US Target appoints new CEO

 

business, handshakeUS and Canadian retail chain, Target, has named former top Pepsi official Brian Cornell as its new CEO, charged with cleaning up after a massive data theft scandal.

Cornell replaces Gregg Steinhafel, who stepped down as chief of the $US73 billion ($A79 billion) company in May, five months after it was embarrassed by hackers’ theft of data on as many as 100 million customers.

That theft came at the height of the holiday shopping season and hit the company’s sales and profits.

Steinhafel was also blamed for poor results in the company’s aggressive expansion into Canada, which sharply increased the number of stores to more than 1900 and employees to 366,000.

Cornell, who Target called a “seasoned retail and consumer products veteran,” will assume the positions of board chairman and chief executive on August 12.

At PepsiCo since 2012, he was chief executive of the Americas Foods unit, overseeing the company’s four global foods businesses including Frito-Lay and Quaker Foods.

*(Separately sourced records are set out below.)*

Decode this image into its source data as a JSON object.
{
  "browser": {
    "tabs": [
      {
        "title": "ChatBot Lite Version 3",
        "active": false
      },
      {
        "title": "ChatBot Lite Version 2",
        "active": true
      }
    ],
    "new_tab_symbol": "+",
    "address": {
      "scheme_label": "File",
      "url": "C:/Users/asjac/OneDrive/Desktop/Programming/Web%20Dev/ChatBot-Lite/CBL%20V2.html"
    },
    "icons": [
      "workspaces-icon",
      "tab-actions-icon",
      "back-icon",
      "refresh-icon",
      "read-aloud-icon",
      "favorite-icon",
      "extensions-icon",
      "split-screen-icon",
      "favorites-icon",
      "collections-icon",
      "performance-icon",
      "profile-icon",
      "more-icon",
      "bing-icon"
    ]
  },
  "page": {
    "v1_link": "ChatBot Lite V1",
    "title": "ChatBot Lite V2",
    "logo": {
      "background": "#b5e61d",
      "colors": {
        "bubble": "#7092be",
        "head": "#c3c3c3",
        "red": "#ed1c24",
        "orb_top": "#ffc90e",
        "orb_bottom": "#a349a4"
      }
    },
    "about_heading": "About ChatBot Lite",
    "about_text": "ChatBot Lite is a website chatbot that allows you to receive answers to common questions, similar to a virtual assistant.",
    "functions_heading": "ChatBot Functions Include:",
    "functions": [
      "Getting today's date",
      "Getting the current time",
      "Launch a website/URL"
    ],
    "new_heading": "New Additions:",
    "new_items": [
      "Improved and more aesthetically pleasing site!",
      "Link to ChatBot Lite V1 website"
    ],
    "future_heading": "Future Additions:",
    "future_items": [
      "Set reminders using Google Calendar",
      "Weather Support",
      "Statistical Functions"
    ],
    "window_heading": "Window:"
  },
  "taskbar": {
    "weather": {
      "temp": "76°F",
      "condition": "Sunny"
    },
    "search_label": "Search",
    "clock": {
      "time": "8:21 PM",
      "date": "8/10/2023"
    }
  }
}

Before that he was of the Sam’s Club unit of Walmart, Target’s most powerful rival.

In December and January, Target disclosed that hackers successfully infiltrated the company’s information systems, obtaining credit card and personal data for what could top 100 million customers.

The data breach, one of the biggest in retail history, hit sales and spurred congressional hearings on the vulnerability of customer information in an era of increasingly sophisticated hacking efforts.

In the wake of the breach, Steinhafel quickly moved to shore up customer confidence, green-lighting plans to provide free credit monitoring and identity-theft insurance to shoppers.

But the data theft, combined with $211 million in losses on the poorly executed Canada expansion, ultimately led to Steinhafel’s departure.